The latest results from the Infrastructure Industry wellbeing survey from Wellness in Infrastructure reveal that burnout, anxiety, depression and stress are rampant within the infrastructure construction industry.

The results reveal that workers in the infrastructure industry remain at some of the highest risk in society for burnout, declining mental health, stress and dissatisfaction with work life balance, despite several minor improvements on the results of the last survey conducted in 2018.

Professor Luke Downey from Swinburne University crunched the data from 1411 survey responses to identify how the industry is tracking in 2024.

The survey revealed the following about the health and wellbeing of the infrastructure construction industry workforce:

  • Rates of burnout remain higher than for other industries (28%), with one in three infrastructure industry professionals (35%) meeting the criteria for being burnt-out. This figure had dropped by 11% on the 2018 results. Additionally:
  • One in two workers aged 25-29 meets the criteria for burnout (51%)
  • 39% of site-based workers and hybrid site /office workers meet the criteria for burnout.
  • The industry’s younger workers, aged 20-24 years, have disproportionately high numbers of people with extremely severe anxiety (12%)
  • Almost one in every two employees aged 25 to 34 is struggling to achieve satisfactory work life balance
  • 73% of women working in the infrastructure industry are experiencing moderate-high levels of stress (67% for males)
  • Average levels of depression, anxiety and stress exceeded population norms by 60% for depression, 70% for anxiety and 50% for stress.

The results showed one in three employees across all age groups are dissatisfied with their work life balance, a decline from the 2018 results in which 59% of respondents expressed dissatisfaction. While an improvement, the latest results remain 85% higher than for other Australian workers.

Workplace injuries, mental illness, suicide, long work hours and a lack of diversity costs the Australian construction industry around $8 billion annually.

Professor Downey said “it’s concerning to see more than half of young employees in the infrastructure industry are meeting the criteria for being burnt-out. Worryingly, it is this age bracket that is also over-represented in the industry suicide figures”.

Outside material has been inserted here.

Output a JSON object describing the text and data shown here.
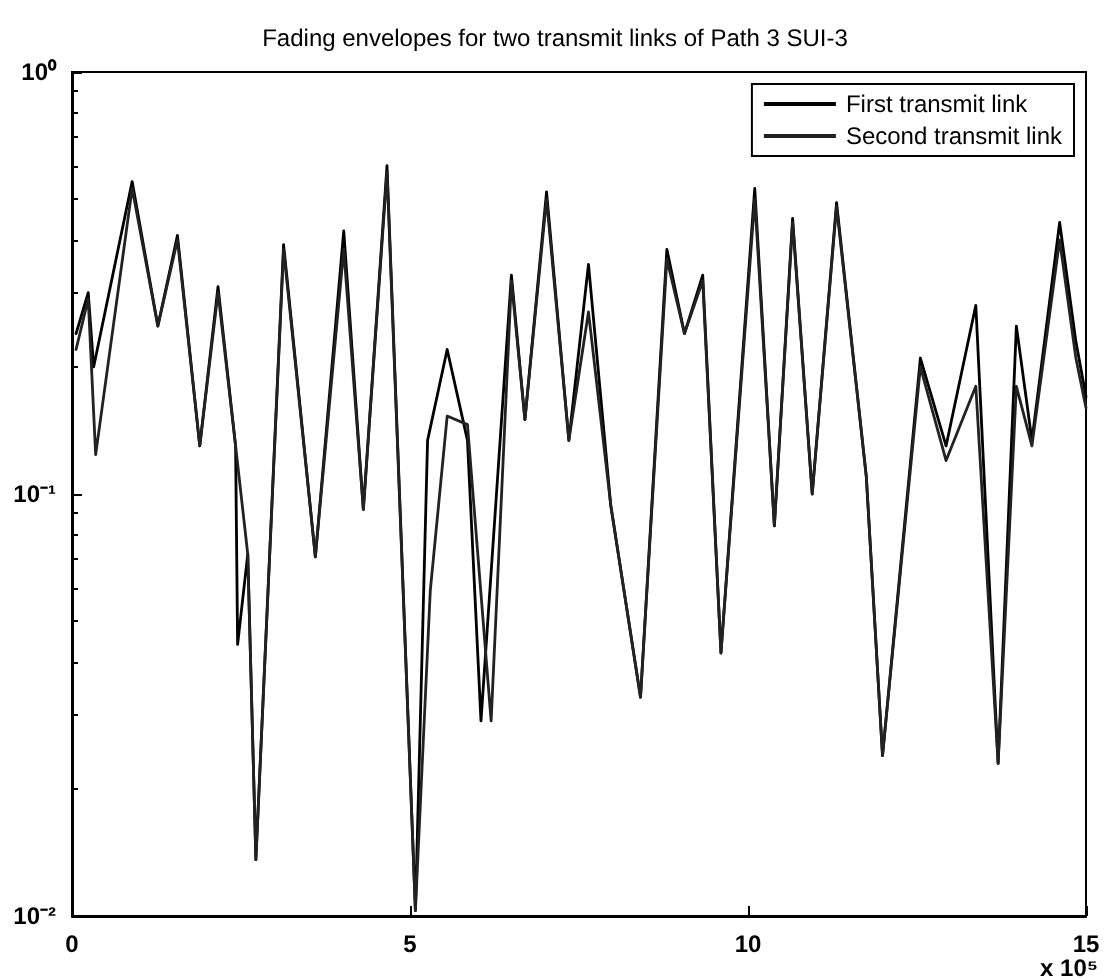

“Direct intervention is required to significantly shift the dial for this industry towards normal levels of stress, and satisfaction with work life balance. We know that interventions like the WII Mentoring Program have a significant positive impact on our most at risk cohort, those aged under 40 years of age”.

Prof. The Hon. Jill Hennessy, Wellness in Infrastructure’s new Chair said she was saddened but not surprised by the results.

“I hope these results send some shock waves through the industry and Government, and companies take it as a call to action to get on board with Wellness in Infrastructure’s mission to dramatically improve mental health and support for our infrastructure workforce”.

“I am pleased to be working with this organisation and their mission to achieve world-class mental health and wellness within the infrastructure construction industry”.

Grant Fuller, Board Member for Wellness in Infrastructure said “We at Wellness in Infrastructure believe that with targeted and validated interventions like our Mentoring Program and the Integrated Approach to Wellness, we can improve the lives and wellbeing of infrastructure workers. We can reduce the time lost to mental ill-health, and the personal, professional and societal impact of mental ill-health upon individuals and their workmates, friends, and family”.

“This is what sets Wellness in Infrastructure apart, our work is for industry and by industry and as a not-for-profit organisation, any profits are directed into effective, research backed interventions”.